Understanding Burnout in Helpers, Caregivers, and Others

Man with never-ending, frustrating, conflicting tasks burned out, needs therapy

Burned out?

We have all heard friends, family, and colleagues say about work or personal matters, “I’m so burned out.” Then they tell us the reasons. Nearly all of us have done this, in addition to having heard this. This kind of burnout talk is a signal. It lets us know when situations have progressed beyond annoyances to seemingly unmanageable. Understanding burnout is necessary before it can be treated.

Often, the response (unspoken or spoken) from others is: “Deal”…with no suggestions given. Although everyone may have had a time when they complained too much, burnout is more than simple complaining. It should be taken seriously. People who have the most passion for a project, person, job, etc., are the most vulnerable to burnout. Also, burnout can lead to the end of careers, loved activities, or relationships, or to significant problems within them.

What is burnout?

One definition (Maslach) is a sense of “emotional exhaustion, depersonalization, and reduced personal accomplishment.”  https://www.amazon.com/Burnout-Cost-Caring-Christina-Maslach/dp/1883536359

  • Emotional exhaustion is the sense that we cannot care more. We feel depleted and at risk of losing emotional control.
  • Depersonalization has to do with lack of grounding and a feeling of unreality. It is also an unhelpful form of detachment. With this, we begin to care and empathize less. We become less dedicated or more easily resentful.
  • Reduced personal accomplishment covers both actual accomplishment and perceived accomplishment. The first has to do with lowered quality or quantity. The second is a feeling that one is a ‘failure’.

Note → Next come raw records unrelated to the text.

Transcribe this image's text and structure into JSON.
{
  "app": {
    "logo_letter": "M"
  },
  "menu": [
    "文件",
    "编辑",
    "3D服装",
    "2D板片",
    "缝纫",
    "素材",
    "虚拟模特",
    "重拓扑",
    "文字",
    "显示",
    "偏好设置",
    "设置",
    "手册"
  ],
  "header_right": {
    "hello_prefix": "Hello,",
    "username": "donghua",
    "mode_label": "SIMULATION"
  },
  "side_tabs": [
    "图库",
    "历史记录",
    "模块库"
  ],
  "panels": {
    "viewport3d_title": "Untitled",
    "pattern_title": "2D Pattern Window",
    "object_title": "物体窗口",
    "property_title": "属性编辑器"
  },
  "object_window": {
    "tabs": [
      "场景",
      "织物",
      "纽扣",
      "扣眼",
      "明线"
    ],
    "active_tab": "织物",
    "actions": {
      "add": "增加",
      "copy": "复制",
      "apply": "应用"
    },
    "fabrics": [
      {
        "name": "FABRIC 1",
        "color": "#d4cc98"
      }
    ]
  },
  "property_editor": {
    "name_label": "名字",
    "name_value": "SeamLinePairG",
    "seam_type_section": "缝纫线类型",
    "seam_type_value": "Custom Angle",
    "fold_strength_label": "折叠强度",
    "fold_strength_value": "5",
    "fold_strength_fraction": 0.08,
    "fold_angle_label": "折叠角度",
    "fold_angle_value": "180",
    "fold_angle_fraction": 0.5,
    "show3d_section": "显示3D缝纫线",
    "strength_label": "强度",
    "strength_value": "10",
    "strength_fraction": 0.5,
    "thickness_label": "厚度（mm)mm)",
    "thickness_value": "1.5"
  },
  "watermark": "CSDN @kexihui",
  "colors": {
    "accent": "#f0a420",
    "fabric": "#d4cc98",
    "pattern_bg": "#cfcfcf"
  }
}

To give further understanding of burnout, there are two main arenas. The first is work. The second is personal responsibilities and devotions. The second includes highly valued activities, a friendship or intimate relationship, or helping / care-giving for family or friends.

Time pressure can lead to burnout and a need for counseling ...

Never enough hours in the day?

Who can experience burnout?

Anyone. However, caregivers, health professionals, therapists, counselors, clergy, and other service-oriented people are quite vulnerable. They may also have a lifelong tendency to simply do what needs to be done, especially for others, and may feel bad or guilty if they cannot. These jobs and responsibilities are just hard.

Can anything be done about burnout?

Another definition of burnout (Gentry & Baranowsky) is a “chronic condition of perceived demands outweighing perceived resources.” This definition is important for what to do about burnout. Often, those who help and care for others feel trapped. They have worked hard to reach their position and have no current options. Helpers imagine mourning something they loved. They blame themselves for being ‘weak’. Their personal ethic and situation presses for them to keep helping / working despite exhaustion and reduced effectiveness.

So, what cand be done in therapy for burnout?

Feeling trapped and unable to exercise control at all, is partly perceptual. The real weight of our troubles and difficulties is added to our past negative learning experiences. That can lead to unhelpful perceptual angles or frames. With burnout, we frame the external pressures as ‘no-win’. To treat burnout, we need a switch  to an internal focus on self-care and self-regulation. Another part of understanding burnout is especially valuable for treatment: a healthy dose of self-compassion to counteract excess self-blame, guilt, and shame.

We can try to self-treat, of course. However, Burnout is based on getting stuck in the certainty equation: “out-of-control situation = my will and core values are irrelevant = I must avoid or try to force change.” Notice the impulse of ‘must’. That is a signal that emotions are at work–see my post on emotions.

It can take a close friend, trusted family member, or a psychotherapist / counselor to encourage a new perspective and coping methods. However, friends and family may themselves feel helpless and externally controlled, or might be a little too upset that you are upset. Thus, help is best absorbed in a professional therapeutic relationship.